この映画は、語弊があることを覚悟で言うと、「普通じゃない」3人が出会い交流していく様子が描かれています。ゲイバーのダンサーとして歌い続けるルディ、弁護士でありながらゲイのポール、そしてヤク中の母を持つダウン症のマルコ。ルディは見た目そのままのゲイとして、ポールは立派な職業人でありながらゲイであることを隠し続ける身として、マルコは障害者として、それぞれ世間から白い目で見られ、爪弾きにされています(時代設定が1970年代なので、現在より偏見が強かった)。そんな3人が出会い、母が逮捕され身寄りを失ったマルコを引き取り、一緒に暮らし始めます。
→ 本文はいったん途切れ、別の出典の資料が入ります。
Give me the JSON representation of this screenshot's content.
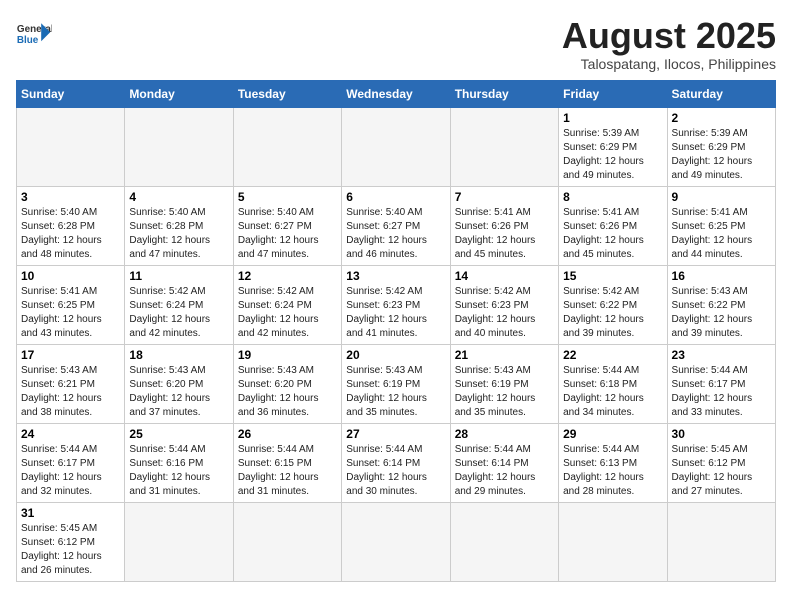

この3人が引き寄せられたのは、3人ともが「普通じゃない」素性を持っているという価値観の共有だったのか、それとも「赤信号皆で渡れば怖くない」的な開き直りだったのかはわかりません。ただ、それでも3人ともが共通のひとつの居場所を見つけ、その場所こそが自分の帰る場所であることを確かめ合います。その姿は本当の家族でした。

それを取り壊し、世間一般で言うところの「普通」の生活に引き戻そうとする公権力が介入してきます。しかし、彼らにとって、その「普通」とは、「浮いている」ことでしかなかった。確固としたつながりを一度持ったなら、たとえバラバラにされても戻るのは、その場所しかない。この帰巣本能というか、戻るべき場所を持つということは、「普通」の人にも「普通じゃない」人にも等しく与えられた、人間としての権利なんだと感じました。